Adams stayed an extra season at Wittenberg because his wife, Jan, was a year behind him in school. He spent three years learning under Hunter, who won 305 games in 13 seasons at Wittenberg and then went on to coach at Ohio and Western Carolina. Hunter died in May of 2018, less than two months after stepping down at Western Carolina.
“Larry Hunter had an incredible desire to push kids to win games,” Adams said. “(Hunter and Moore) were were school teachers first. They obviously wanted to be coaches, but they really knew how to teach skills to kids. It’s one thing when you’re a biology major and you’re sitting there with 85 kids to lecture to versus Steve Moore or Larry Hunter demonstrating how to deny the wing on the left side with your left thumb down in the lane and your left foot pointed exactly here, and you had to execute that. That was new to me. But once I saw them do that, all my players through all those 37 years, they all did the same drill, and they had their left thumb down in the lanes.”
Although Adams was on the junior varsity team in 1976-77, the national championship season, he has great memories of watching his varsity teammates.
“I remember going to practices and just being in awe of how good of a player Rick White was,” Adams said. “He was our star player, and he was just a man among boys back then. He had the ability to catch and score and create space, and that was before the term ‘creating space’ was even thought of. It’s prevalent now. He just had that bulk. He could post people, and he could take them outside and score off the dribble too. I marveled at him. And obviously when you’re rooming with Brian Agler, I was a big fan of his. A whole bunch of us would root for him to do well. Of course, we’d go back to the dorms and go out and get something to eat afterward because we were his buddies.”
Agler is now in his first year as the athletic director at Wittenberg after a long career coaching in the WNBA.

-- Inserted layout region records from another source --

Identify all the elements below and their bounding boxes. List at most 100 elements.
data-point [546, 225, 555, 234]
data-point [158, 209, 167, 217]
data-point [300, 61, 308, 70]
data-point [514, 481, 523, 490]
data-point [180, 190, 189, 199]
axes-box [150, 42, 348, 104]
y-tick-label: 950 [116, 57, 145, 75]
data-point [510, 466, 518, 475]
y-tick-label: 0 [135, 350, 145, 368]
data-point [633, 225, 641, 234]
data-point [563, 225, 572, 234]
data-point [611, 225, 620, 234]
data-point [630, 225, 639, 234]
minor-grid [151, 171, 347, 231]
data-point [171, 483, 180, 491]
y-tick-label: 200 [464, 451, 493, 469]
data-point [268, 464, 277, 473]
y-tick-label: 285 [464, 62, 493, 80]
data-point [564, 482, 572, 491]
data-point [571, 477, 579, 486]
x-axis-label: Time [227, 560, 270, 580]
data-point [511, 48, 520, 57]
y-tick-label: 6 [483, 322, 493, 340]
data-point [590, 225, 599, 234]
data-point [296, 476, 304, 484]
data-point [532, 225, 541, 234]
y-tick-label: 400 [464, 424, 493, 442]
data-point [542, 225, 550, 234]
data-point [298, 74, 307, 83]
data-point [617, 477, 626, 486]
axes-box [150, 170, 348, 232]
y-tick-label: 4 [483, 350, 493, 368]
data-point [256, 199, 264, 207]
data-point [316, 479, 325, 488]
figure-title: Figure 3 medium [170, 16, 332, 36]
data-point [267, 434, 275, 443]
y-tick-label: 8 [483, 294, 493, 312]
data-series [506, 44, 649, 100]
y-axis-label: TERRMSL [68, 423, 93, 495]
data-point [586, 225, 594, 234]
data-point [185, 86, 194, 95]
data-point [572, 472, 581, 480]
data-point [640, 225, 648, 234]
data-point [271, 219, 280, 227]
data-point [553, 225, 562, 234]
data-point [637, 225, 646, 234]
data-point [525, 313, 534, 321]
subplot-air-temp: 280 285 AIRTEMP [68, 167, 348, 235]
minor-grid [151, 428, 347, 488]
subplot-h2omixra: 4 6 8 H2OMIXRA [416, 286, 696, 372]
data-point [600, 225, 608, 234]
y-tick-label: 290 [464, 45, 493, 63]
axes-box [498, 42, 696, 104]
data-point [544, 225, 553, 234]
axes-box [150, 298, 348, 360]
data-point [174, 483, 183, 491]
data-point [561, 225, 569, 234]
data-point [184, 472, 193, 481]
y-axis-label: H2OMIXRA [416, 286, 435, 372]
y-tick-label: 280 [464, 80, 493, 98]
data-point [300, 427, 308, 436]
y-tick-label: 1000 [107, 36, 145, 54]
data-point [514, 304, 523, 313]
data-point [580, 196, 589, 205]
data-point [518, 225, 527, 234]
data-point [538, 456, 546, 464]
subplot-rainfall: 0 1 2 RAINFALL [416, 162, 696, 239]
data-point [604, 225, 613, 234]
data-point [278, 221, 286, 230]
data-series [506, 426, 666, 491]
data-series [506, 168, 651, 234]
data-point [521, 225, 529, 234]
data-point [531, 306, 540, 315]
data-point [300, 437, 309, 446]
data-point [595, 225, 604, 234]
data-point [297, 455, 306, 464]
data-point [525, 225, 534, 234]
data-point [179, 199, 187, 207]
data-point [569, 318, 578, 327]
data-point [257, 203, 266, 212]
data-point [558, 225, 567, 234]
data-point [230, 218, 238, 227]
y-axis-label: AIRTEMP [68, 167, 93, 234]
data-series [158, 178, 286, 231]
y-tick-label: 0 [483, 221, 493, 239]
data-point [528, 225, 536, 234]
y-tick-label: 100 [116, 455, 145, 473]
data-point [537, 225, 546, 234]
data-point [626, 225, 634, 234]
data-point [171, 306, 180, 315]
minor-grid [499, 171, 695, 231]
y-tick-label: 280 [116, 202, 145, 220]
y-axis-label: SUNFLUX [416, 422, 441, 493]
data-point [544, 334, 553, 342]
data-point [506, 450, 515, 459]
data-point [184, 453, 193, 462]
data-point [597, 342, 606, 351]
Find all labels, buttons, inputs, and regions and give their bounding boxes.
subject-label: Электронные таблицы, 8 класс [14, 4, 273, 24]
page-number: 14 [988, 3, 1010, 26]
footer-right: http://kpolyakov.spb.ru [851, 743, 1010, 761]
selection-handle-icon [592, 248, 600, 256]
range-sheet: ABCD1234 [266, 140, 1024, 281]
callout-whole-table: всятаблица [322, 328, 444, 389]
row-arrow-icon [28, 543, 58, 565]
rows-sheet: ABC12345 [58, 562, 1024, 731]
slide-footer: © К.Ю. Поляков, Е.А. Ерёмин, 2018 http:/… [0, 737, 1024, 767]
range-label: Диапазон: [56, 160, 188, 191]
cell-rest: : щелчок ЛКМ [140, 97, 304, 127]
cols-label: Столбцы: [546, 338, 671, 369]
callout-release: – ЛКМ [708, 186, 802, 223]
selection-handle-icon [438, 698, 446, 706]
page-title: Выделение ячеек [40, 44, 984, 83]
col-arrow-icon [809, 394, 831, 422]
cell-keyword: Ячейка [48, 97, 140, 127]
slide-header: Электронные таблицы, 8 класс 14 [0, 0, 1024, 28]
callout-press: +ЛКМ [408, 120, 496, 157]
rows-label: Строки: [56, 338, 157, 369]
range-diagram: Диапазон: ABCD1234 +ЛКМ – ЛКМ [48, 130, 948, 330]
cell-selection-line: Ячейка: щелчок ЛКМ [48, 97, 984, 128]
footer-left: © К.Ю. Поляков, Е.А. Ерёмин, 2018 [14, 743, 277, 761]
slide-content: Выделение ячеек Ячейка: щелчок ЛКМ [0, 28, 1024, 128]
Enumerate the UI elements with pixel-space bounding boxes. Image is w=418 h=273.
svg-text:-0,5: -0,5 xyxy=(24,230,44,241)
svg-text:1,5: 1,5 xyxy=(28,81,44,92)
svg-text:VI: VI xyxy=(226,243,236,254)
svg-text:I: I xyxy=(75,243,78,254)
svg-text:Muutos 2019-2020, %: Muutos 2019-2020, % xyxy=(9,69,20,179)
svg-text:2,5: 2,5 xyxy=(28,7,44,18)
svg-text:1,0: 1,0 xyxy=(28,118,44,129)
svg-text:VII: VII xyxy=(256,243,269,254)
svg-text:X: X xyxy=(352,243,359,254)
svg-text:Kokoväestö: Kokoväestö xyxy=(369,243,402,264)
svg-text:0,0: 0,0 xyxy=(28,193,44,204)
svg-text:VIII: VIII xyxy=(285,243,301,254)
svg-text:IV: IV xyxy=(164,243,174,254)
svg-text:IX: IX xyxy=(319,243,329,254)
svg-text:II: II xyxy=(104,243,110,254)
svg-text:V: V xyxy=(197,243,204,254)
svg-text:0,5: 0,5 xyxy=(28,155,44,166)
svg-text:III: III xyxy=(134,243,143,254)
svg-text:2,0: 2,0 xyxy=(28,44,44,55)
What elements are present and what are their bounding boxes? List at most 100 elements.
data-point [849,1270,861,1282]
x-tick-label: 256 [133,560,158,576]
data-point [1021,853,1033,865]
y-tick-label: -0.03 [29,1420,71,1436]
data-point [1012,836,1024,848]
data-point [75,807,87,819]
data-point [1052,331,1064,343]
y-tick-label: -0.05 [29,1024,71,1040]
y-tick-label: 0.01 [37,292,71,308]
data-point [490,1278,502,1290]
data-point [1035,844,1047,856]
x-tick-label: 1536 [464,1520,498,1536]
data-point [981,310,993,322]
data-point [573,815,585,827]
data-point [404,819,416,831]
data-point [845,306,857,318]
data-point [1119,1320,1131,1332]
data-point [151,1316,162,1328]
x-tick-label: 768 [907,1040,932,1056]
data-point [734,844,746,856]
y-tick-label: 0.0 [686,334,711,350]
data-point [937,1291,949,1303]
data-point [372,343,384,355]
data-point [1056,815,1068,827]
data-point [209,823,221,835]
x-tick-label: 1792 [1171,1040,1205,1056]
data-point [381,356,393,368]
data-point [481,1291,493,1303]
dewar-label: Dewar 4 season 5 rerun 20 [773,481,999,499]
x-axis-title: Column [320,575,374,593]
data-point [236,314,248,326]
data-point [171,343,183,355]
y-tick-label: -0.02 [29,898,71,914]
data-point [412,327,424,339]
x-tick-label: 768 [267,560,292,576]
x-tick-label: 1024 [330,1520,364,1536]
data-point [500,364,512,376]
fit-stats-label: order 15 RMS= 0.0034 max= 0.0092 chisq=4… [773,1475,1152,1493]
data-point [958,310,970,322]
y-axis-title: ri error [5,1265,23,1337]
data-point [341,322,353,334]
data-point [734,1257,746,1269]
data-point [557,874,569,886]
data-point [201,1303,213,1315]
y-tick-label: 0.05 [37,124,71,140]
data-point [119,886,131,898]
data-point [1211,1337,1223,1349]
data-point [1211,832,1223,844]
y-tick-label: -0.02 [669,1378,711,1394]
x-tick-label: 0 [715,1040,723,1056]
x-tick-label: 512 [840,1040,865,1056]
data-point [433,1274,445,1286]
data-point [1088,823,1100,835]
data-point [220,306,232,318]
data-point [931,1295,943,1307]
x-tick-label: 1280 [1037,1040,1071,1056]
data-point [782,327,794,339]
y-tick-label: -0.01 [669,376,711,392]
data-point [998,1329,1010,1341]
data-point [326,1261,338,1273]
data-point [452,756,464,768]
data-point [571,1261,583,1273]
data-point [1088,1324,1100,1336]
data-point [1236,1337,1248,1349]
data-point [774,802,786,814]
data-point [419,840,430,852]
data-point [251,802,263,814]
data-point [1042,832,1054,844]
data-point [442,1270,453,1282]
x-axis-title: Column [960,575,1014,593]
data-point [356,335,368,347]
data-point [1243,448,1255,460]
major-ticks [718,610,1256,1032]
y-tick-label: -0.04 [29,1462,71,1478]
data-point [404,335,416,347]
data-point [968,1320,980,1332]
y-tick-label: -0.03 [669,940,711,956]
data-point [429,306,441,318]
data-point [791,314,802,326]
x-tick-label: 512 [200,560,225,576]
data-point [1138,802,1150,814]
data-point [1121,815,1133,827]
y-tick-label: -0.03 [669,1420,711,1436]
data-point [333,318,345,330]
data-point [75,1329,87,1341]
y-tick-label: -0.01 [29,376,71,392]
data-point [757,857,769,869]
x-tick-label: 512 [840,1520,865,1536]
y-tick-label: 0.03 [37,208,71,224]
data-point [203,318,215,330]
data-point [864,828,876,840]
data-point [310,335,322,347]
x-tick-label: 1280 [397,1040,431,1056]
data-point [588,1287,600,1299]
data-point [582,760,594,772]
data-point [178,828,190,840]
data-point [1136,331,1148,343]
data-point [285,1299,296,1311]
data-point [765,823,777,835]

As for the two other prominent Springfield names in Adams’ speech, Wiseman and Henderson, they were coaching at South and North, respectively, at the time, and as a fellow Clark County high school coach, Adams started what would be a lifelong friendship.
Wiseman, in fact, pushed hard for Middletown High School to hire Adams in 1985. He didn’t get that job but did make the final three. Instead, he was hired by Elida. By that point, he was making $8,500 a year at Catholic Central and wanted a higher-paying job because he and Jan had a young son, Drew.
Adams took the job at Elida on the recommendation of Bob Arnzen, the longtime coach at Delphos St. John’s.
“Boy, that was that a good decision,” Adams said in his Hall of Fame speech, “because we fell in love with the community as a family, and I fell in love with the players as coach, And we had the BEST gym!”